Gasp! Young Mothers Earn Less.

Being a mother of young children significantly lowers her wage or salary
On average, the "family gap" is 11 per cent. When the sample includes only working women, the disadvantage goes down to 10 per cent. Among men, no corresponding disadvantage was found.

The negative impact on a woman's wage or salary grows steeply with more young children in the family. One under school-age child means a wage or salary reduction of about 10 per cent, two under school-age children a reduction of 19 per cent and three under school-age children a reduction of even 30 per cent.

The gap shrinks to 5 per cent when the child or the children go to school.
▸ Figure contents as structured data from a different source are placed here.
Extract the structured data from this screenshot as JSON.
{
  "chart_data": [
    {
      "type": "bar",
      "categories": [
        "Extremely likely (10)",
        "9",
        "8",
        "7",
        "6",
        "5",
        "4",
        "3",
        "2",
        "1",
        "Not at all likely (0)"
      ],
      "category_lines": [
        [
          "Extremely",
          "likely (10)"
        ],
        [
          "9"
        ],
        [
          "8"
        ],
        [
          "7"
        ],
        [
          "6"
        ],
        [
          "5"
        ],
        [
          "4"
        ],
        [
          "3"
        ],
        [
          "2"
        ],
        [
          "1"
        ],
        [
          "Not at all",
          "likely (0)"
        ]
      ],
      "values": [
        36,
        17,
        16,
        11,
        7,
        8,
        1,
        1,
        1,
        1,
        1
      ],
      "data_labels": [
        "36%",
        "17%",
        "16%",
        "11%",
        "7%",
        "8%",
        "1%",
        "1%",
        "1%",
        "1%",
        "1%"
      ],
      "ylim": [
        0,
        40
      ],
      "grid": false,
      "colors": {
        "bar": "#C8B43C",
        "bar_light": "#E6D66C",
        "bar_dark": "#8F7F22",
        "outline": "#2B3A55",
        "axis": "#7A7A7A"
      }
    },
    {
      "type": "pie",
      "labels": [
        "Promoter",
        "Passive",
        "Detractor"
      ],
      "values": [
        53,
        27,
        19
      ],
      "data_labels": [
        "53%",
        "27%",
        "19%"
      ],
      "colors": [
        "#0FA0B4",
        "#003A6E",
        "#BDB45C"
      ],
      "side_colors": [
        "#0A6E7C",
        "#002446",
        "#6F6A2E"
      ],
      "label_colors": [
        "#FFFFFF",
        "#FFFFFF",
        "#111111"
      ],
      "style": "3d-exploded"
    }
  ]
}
In Finland, children go to school at the age of 7 on average (although sometimes earlier with special permission).

The results of the study underline the need to reform the system of sharing costs for young children. At present the system treats mothers of young children unfairly. There is no acceptable reason why their wages and salaries should be lower than wages and salaries for childless women.
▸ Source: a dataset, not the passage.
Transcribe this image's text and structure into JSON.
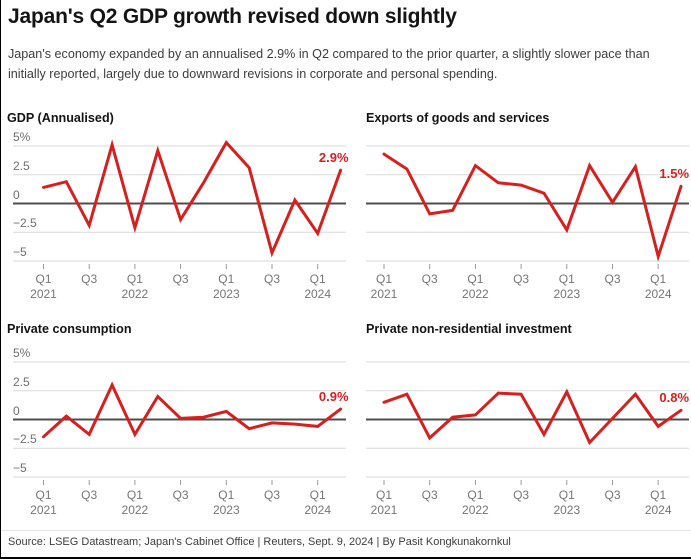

Um, there is a very good reason they're making less money - they're doing less work. That doesn't mean they are being treated 'unfairly'.
I'd wager that any major time commitment that reduces the availability, flexibility, and focus of an employee has a negative impact on wages, taken on the whole. Getting your MBA at night, running a soup kitchen, caring for elderly parents, taking roles in local plays because you really want to be a star - there are many things that might result in results such as these. That doesn't mean there's a problem, or that society or employers have an obligation to start paying people the same as their fully-focused counterparts.
It simply means that different people have different priorities - and that they are making choices in life that reflect a value set not centered around earnings. Some of these choices will benefit society (as I'd imagine this 'journalist' would argue parenting does) some don't, but they still reflect a personal lifestyle choice that doesn't obligate anyone else to provide subsidies.